Echenoz, kitapta savaş boruları üflenirken birbiriyle bağlantılı üç hikâye yürütüyor: Birincisi Anthime’inki. İkincisi geride kalan ve doğum yapmaya hazırlanan Blanche’ınki. Üçüncüsü ise herkesi allak bullak eden “Büyük Savaş”ın hikâyesi. Echenoz’nun ustalığı kendini burada gösteriyor: Tüm bu hikâyeler zaman zaman birbirine yaklaşıyor bazen de koşullar gereği uzaklaşıyor. Fakat hiçbir şekilde kopmuyor.

“Birkaç haftada bitecek” denen savaşın, günden güne uzaması ve Blance’ın doğum sancısının yarattığı sıkıntı, marşandiz gibi peşi sıra ekleniyor. Anthime’in, güle oynaya gidilen savaşı “santim hesabı toprak kazanma adına arazide gömülüp kalma” diye tanımlaması aslında her şeyi özetliyor.

GÜRÜLTÜLÜ VE ABARTILI “OPERA”

Savaşın yıkıcı ve olağan hali devam ederken ölenler, uçağı yere çakılanlar ve pek çok kadın gibi kocasız doğum yapmak zorunda kalan Blanche da “doğal” bir sonuç. Anthime’in, zamanına dair belirlemesi hayli yerinde: “Savaşı bir operaya benzetmek pek yararlı ya da geçerli olmasa gerek, hele bir de operayı sevmiyorsak savaş gibi o da muhteşem, duygu dolu, abartılı, bitmek bilmez azaplar içerse de savaş gibi çok gürültülü olsa da ve daha açık söylemek gerekirse aslında basbayağı sıkıcı…”

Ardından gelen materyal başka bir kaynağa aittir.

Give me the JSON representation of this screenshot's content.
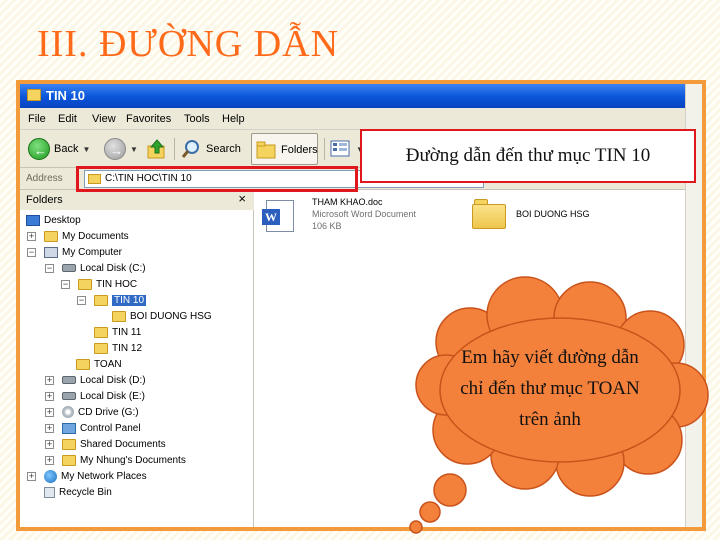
{
  "slide": {
    "title": "III. ĐƯỜNG DẪN"
  },
  "window": {
    "title": "TIN 10"
  },
  "menu": [
    "File",
    "Edit",
    "View",
    "Favorites",
    "Tools",
    "Help"
  ],
  "toolbar": {
    "back": "Back",
    "search": "Search",
    "folders": "Folders"
  },
  "address": {
    "label": "Address",
    "value": "C:\\TIN HOC\\TIN 10"
  },
  "annotation_top": "Đường dẫn đến thư mục TIN 10",
  "folders_pane": {
    "title": "Folders",
    "items": [
      {
        "label": "Desktop",
        "icon": "desktop-icon",
        "expander": ""
      },
      {
        "label": "My Documents",
        "icon": "folder-icon",
        "expander": "+"
      },
      {
        "label": "My Computer",
        "icon": "computer-icon",
        "expander": "−"
      },
      {
        "label": "Local Disk (C:)",
        "icon": "disk-icon",
        "expander": "−"
      },
      {
        "label": "TIN HOC",
        "icon": "folder-icon",
        "expander": "−"
      },
      {
        "label": "TIN 10",
        "icon": "folder-icon",
        "expander": "−"
      },
      {
        "label": "BOI DUONG HSG",
        "icon": "folder-icon",
        "expander": ""
      },
      {
        "label": "TIN 11",
        "icon": "folder-icon",
        "expander": ""
      },
      {
        "label": "TIN 12",
        "icon": "folder-icon",
        "expander": ""
      },
      {
        "label": "TOAN",
        "icon": "folder-icon",
        "expander": ""
      },
      {
        "label": "Local Disk (D:)",
        "icon": "disk-icon",
        "expander": "+"
      },
      {
        "label": "Local Disk (E:)",
        "icon": "disk-icon",
        "expander": "+"
      },
      {
        "label": "CD Drive (G:)",
        "icon": "cd-icon",
        "expander": "+"
      },
      {
        "label": "Control Panel",
        "icon": "control-panel-icon",
        "expander": "+"
      },
      {
        "label": "Shared Documents",
        "icon": "folder-icon",
        "expander": "+"
      },
      {
        "label": "My Nhung's Documents",
        "icon": "folder-icon",
        "expander": "+"
      },
      {
        "label": "My Network Places",
        "icon": "network-icon",
        "expander": "+"
      },
      {
        "label": "Recycle Bin",
        "icon": "recycle-bin-icon",
        "expander": ""
      }
    ]
  },
  "files": [
    {
      "name": "THAM KHAO.doc",
      "type": "Microsoft Word Document",
      "size": "106 KB"
    },
    {
      "name": "BOI DUONG HSG"
    }
  ],
  "thought_bubble": "Em hãy viết đường dẫn chỉ đến thư mục TOAN trên ảnh",
  "colors": {
    "accent": "#f39a3a",
    "title": "#ff6a1a",
    "highlight": "#e0181e",
    "cloud": "#f4813b"
  }
}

O sıkıcı, gürültülü ve abartılı “opera”, aynı Paul Wittgenstein’da olduğu gibi Anthime’in sağ kolunu koparan bir şarapnele dönüşünce bu kahramanlığı kutlayan ve cesaretinden ötürü yiğit askeri kutsayan cephe arkadaşlarının ruhsal durumu da Echenoz’nun satırlarında kendine yer buluyor. Üstelik bu “cesaretin” ve Anthime’i savaş meydanına bir daha yaklaştırmayacak o “faydalı yaralanma”nın “ödülü” de bir madalya: Nereden baksanız absürd bir şey.

Canınızın istediği anda kaçıp gidemediğiniz savaş, pek çok şeye mal olurken Anthime de bundan fazlasıyla payını alır. Kolunu alıp götüren düşmanın yanı sıra sıçanlarla, fareler ve bitlerle sarılı siperler kapana kısılmışlığı simgeliyor. Tek çıkış yolu ise Anthime’de olduğu gibi askerliğe elverişliliği ortadan kaldıran “güzel bir yara.”

Echenoz’nun, Anthime’in yaşadıklarını anlattığı savaş ortamı, geriye dönüşün zor olduğu, dönüldüğünde de hiçbir şeyin yerinde kalmadığını bir kez daha gösteriyor. En az savaş kadar yıkıcı bir şey bu; Anthime ve arkadaşlarının başından da aynısı geçiyor.

Savaş resmen bitse de fiilen sona ermiyor. Anthime’in kolu yokken kimi zaman sanki varmış gibi hareket etmesi ve kendine hayali bir kol yaratması, bu sonlanmayışın göstergelerinden biri. Sadece bu değil elbette; Echenoz, küçücük bir kitaba savaşta her ne yaşanıyorsa koymuş. Herkes, unutmaya çalıştığı acısından bir şekilde intikamını alıyor ya da normal şartlardakinin tersi biçimde davranıyor. Anthime veya Blanche onlardan yalnızca ikisi.

Nihayet Echenoz bize, tüm savaşlardan sonra gelen “Ne oldu şimdi?” ve “Neye yaradı?” gibi o bilindik soruları da sorduruyor.

alibulunmaz@cumhuriyet.com.tr

1914/ Jean Echenoz/ Çeviren: Mehmet Emin Özcan/ Helikopter Yayınları/ 68 s.